Você fazia o possível por ocultar os males do estômago e eu dissimulava
habilmente as perturbações do sistema endócrino.
Seu rosto não era o mesmo. Rugas surpreendentes marcavam-no todo. Seus cabelos,
que conhece finos, sedosos e abundantes, estavam ralos e encanecidos. Seus olhos
fitavam-me com firmeza, todavia, injetados de sangue. As mãos bem cuidadas não
mostravam a despreocupação do princípio; entretanto, revelavam-se pesadas e
grossas, exibindo veias salientes.
Certo, você notou profunda mudança em mim, mas a gentileza lhe asfixiou as
observações pessimistas que procurei calar igualmente por minha vez.
E as moças que cortejáramos noutra época, enlevados na paisagem do berço?
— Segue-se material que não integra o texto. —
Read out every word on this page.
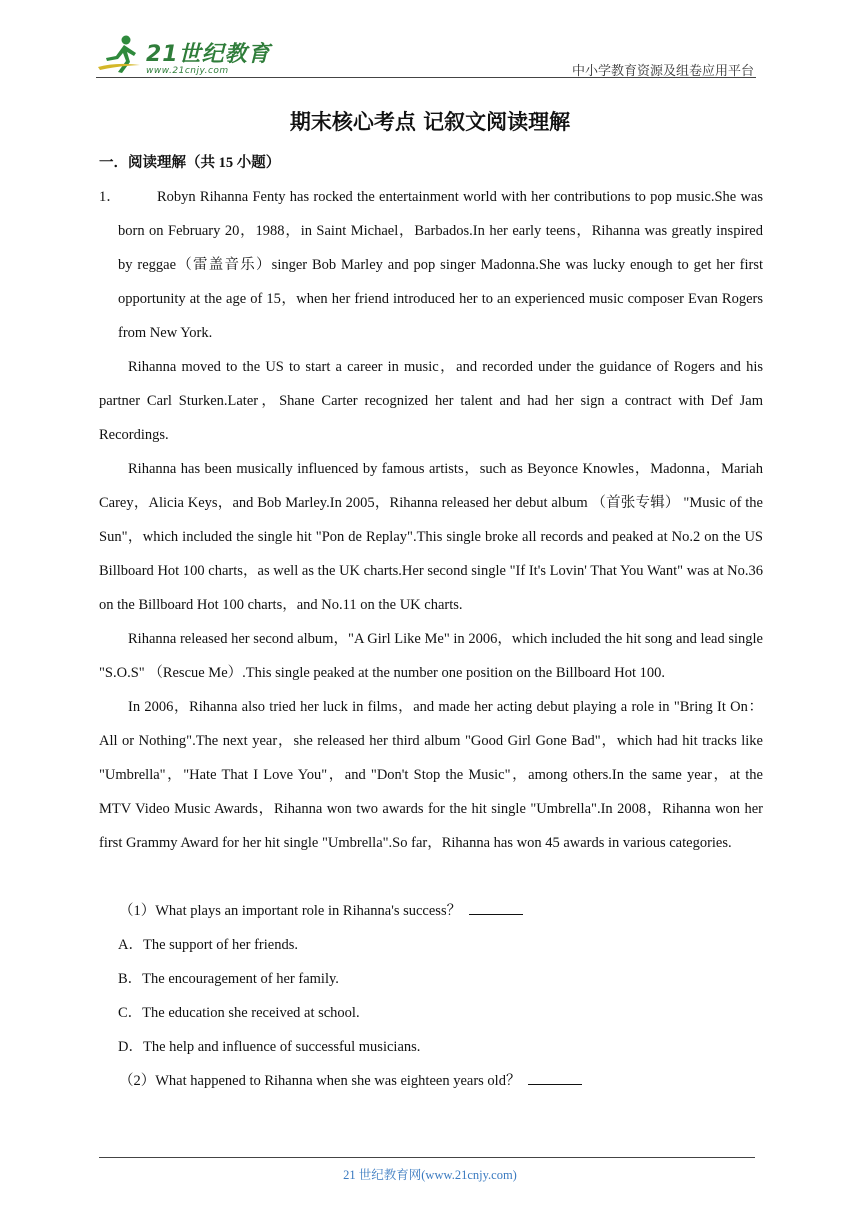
21世纪教育
www.21cnjy.com	中小学教育资源及组卷应用平台
期末核心考点 记叙文阅读理解
一．阅读理解（共 15 小题）
1．	Robyn Rihanna Fenty has rocked the entertainment world with her contributions to pop music.She was born on February 20，1988，in Saint Michael，Barbados.In her early teens，Rihanna was greatly inspired by reggae（雷盖音乐）singer Bob Marley and pop singer Madonna.She was lucky enough to get her first opportunity at the age of 15，when her friend introduced her to an experienced music composer Evan Rogers from New York.

Rihanna moved to the US to start a career in music，and recorded under the guidance of Rogers and his partner Carl Sturken.Later，Shane Carter recognized her talent and had her sign a contract with Def Jam Recordings.

Rihanna has been musically influenced by famous artists，such as Beyonce Knowles，Madonna，Mariah Carey，Alicia Keys，and Bob Marley.In 2005，Rihanna released her debut album （首张专辑） "Music of the Sun"，which included the single hit "Pon de Replay".This single broke all records and peaked at No.2 on the US Billboard Hot 100 charts，as well as the UK charts.Her second single "If It's Lovin' That You Want" was at No.36 on the Billboard Hot 100 charts，and No.11 on the UK charts.

Rihanna released her second album，"A Girl Like Me" in 2006，which included the hit song and lead single "S.O.S" （Rescue Me）.This single peaked at the number one position on the Billboard Hot 100.

In 2006，Rihanna also tried her luck in films，and made her acting debut playing a role in "Bring It On：All or Nothing".The next year，she released her third album "Good Girl Gone Bad"，which had hit tracks like "Umbrella"，"Hate That I Love You"，and "Don't Stop the Music"，among others.In the same year，at the MTV Video Music Awards，Rihanna won two awards for the hit single "Umbrella".In 2008，Rihanna won her first Grammy Award for her hit single "Umbrella".So far，Rihanna has won 45 awards in various categories.

（1）What plays an important role in Rihanna's success？
A．The support of her friends.
B．The encouragement of her family.
C．The education she received at school.
D．The help and influence of successful musicians.
（2）What happened to Rihanna when she was eighteen years old？
21 世纪教育网(www.21cnjy.com)
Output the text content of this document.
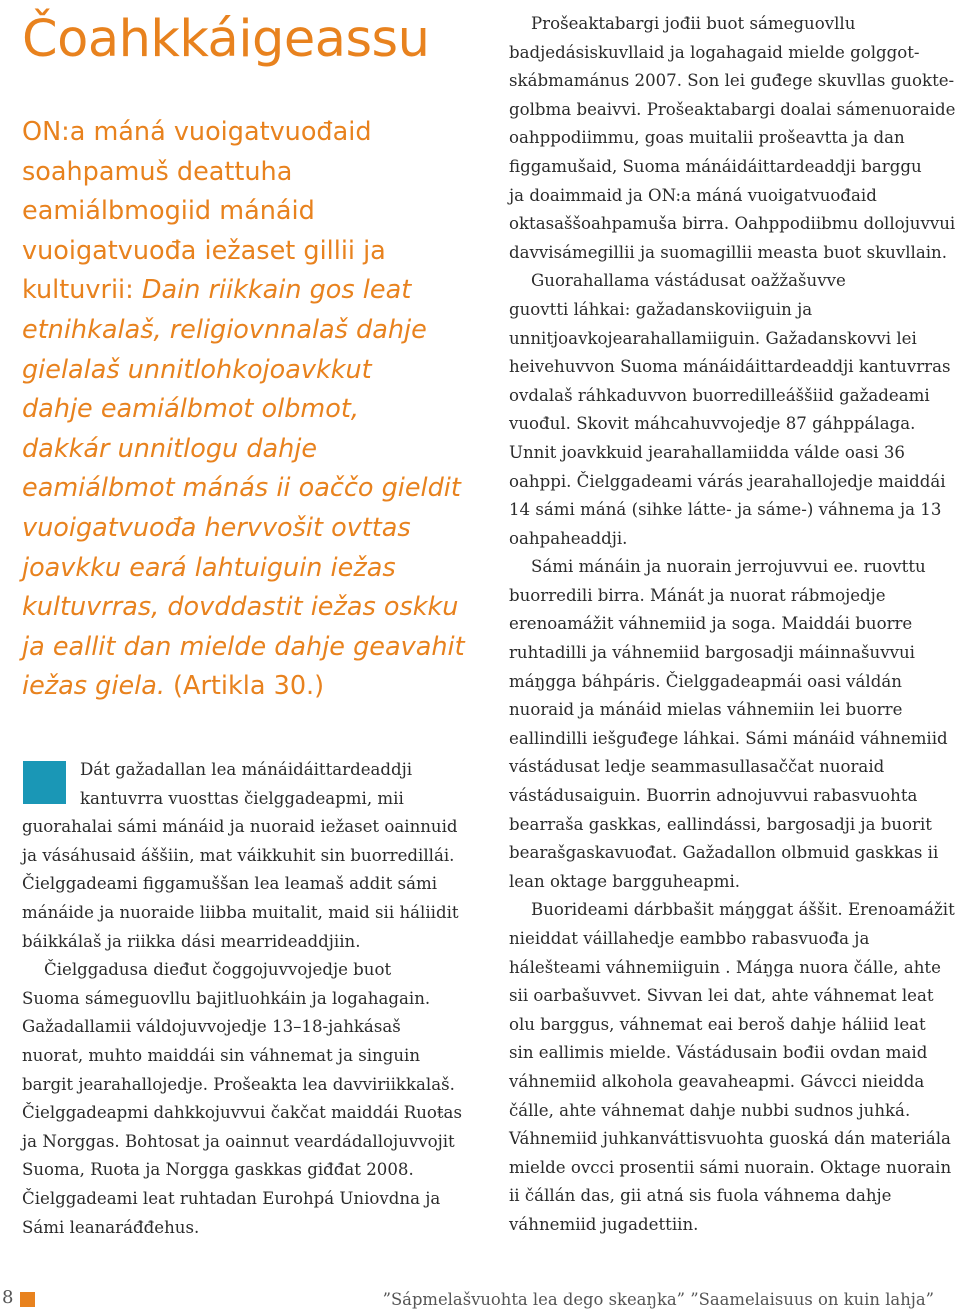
Čoahkkáigeassu
ON:a máná vuoigatvuođaid
soahpamuš deattuha
eamiálbmogiid mánáid
vuoigatvuođa iežaset gillii ja
kultuvrii: Dain riikkain gos leat
etnihkalaš, religiovnnalaš dahje
gielalaš unnitlohkojoavkkut
dahje eamiálbmot olbmot,
dakkár unnitlogu dahje
eamiálbmot mánás ii oaččo gieldit
vuoigatvuođa hervvošit ovttas
joavkku eará lahtuiguin iežas
kultuvrras, dovddastit iežas oskku
ja eallit dan mielde dahje geavahit
iežas giela. (Artikla 30.)
Dát gažadallan lea mánáidáittardeaddji
kantuvrra vuosttas čielggadeapmi, mii
guorahalai sámi mánáid ja nuoraid iežaset oainnuid
ja vásáhusaid áššiin, mat váikkuhit sin buorredillái.
Čielggadeami figgamuššan lea leamaš addit sámi
mánáide ja nuoraide liibba muitalit, maid sii háliidit
báikkálaš ja riikka dási mearrideaddjiin.
Čielggadusa dieđut čoggojuvvojedje buot
Suoma sámeguovllu bajitluohkáin ja logahagain.
Gažadallamii váldojuvvojedje 13–18-jahkásaš
nuorat, muhto maiddái sin váhnemat ja singuin
bargit jearahallojedje. Prošeakta lea davviriikkalaš.
Čielggadeapmi dahkkojuvvui čakčat maiddái Ruoŧas
ja Norggas. Bohtosat ja oainnut veardádallojuvvojit
Suoma, Ruoŧa ja Norgga gaskkas giđđat 2008.
Čielggadeami leat ruhtadan Eurohpá Uniovdna ja
Sámi leanaráđđehus.
Prošeaktabargi jođii buot sámeguovllu
badjedásiskuvllaid ja logahagaid mielde golggot-
skábmamánus 2007. Son lei guđege skuvllas guokte-
golbma beaivvi. Prošeaktabargi doalai sámenuoraide
oahppodiimmu, goas muitalii prošeavtta ja dan
figgamušaid, Suoma mánáidáittardeaddji barggu
ja doaimmaid ja ON:a máná vuoigatvuođaid
oktasaššoahpamuša birra. Oahppodiibmu dollojuvvui
davvisámegillii ja suomagillii measta buot skuvllain.
Guorahallama vástádusat oažžašuvve
guovtti láhkai: gažadanskoviiguin ja
unnitjoavkojearahallamiiguin. Gažadanskovvi lei
heivehuvvon Suoma mánáidáittardeaddji kantuvrras
ovdalaš ráhkaduvvon buorredilleáššiid gažadeami
vuođul. Skovit máhcahuvvojedje 87 gáhppálaga.
Unnit joavkkuid jearahallamiidda válde oasi 36
oahppi. Čielggadeami várás jearahallojedje maiddái
14 sámi máná (sihke látte- ja sáme-) váhnema ja 13
oahpaheaddji.
Sámi mánáin ja nuorain jerrojuvvui ee. ruovttu
buorredili birra. Mánát ja nuorat rábmojedje
erenoamážit váhnemiid ja soga. Maiddái buorre
ruhtadilli ja váhnemiid bargosadji máinnašuvvui
máŋgga báhpáris. Čielggadeapmái oasi váldán
nuoraid ja mánáid mielas váhnemiin lei buorre
eallindilli iešguđege láhkai. Sámi mánáid váhnemiid
vástádusat ledje seammasullasaččat nuoraid
vástádusaiguin. Buorrin adnojuvvui rabasvuohta
bearraša gaskkas, eallindássi, bargosadji ja buorit
bearašgaskavuođat. Gažadallon olbmuid gaskkas ii
lean oktage bargguheapmi.
Buorideami dárbbašit máŋggat áššit. Erenoamážit
nieiddat váillahedje eambbo rabasvuođa ja
hálešteami váhnemiiguin . Máŋga nuora čálle, ahte
sii oarbašuvvet. Sivvan lei dat, ahte váhnemat leat
olu barggus, váhnemat eai beroš dahje háliid leat
sin eallimis mielde. Vástádusain bođii ovdan maid
váhnemiid alkohola geavaheapmi. Gávcci nieidda
čálle, ahte váhnemat dahje nubbi sudnos juhká.
Váhnemiid juhkanváttisvuohta guoská dán materiála
mielde ovcci prosentii sámi nuorain. Oktage nuorain
ii čállán das, gii atná sis fuola váhnema dahje
váhnemiid jugadettiin.
8	”Sápmelašvuohta lea dego skeaŋka” ”Saamelaisuus on kuin lahja”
Algumas delas, no Rio, embalde tentavam recursos contra a jornada implacável da
Natureza, eram quase irreconhecíveis. Odontólogos exímios não lhes restauravam a
boca que namoramos, embevecidos, nos primeiros arroubos da juventude. Surgiam na
avenida, assim como nós ambos, procurando farmácias para, o reumatismo
iniciante.
A morte, meu caro, teve o condão de acordar-me as reminiscências. E considerando
a amizade que sempre nos ligou, no cenário humano, rememoro, saudoso, sua
própria felicidade longínqua... Não ignoro que você perdeu os pais, a esposa
inesquecível e o filho mais novo que lhe era particularmente querido pelas
afinidades sentimentais. Em dez anos, você mudou de residência quinze vezes,
procurando alívio para o coração angustiado, irremediavelmente enfermo...
Seus olhos permanecem fixos no pretérito e, identificado com a sua dor de
peregrino, cheio de ouro e vazio de paz, lembro-me, saudosamente, até mesmo de
seu belo papagaio que nos divertia, faz quase trinta anos, gritando os nomes de
políticos influentes da hora...
Desejaria confortá-lo, revivê-lo, mas... você, apesar de batido pelam desilusões
e renovações incessantes, está convencido de que vive no plano mais sólido e
inamovível do Universo e acredita que eu seja um vagabundo invisível a contar
anedotas destinadas à ingenuidade humana.
Você, homem de carne e osso, declara-se imutável e assevera que não passo de
sombra a voltar do país da morte.
Como poderá um fantasma consolar um homem seguro de si, a ponto de julgar-se
intangível?
Decididamente, você tem toda a razão.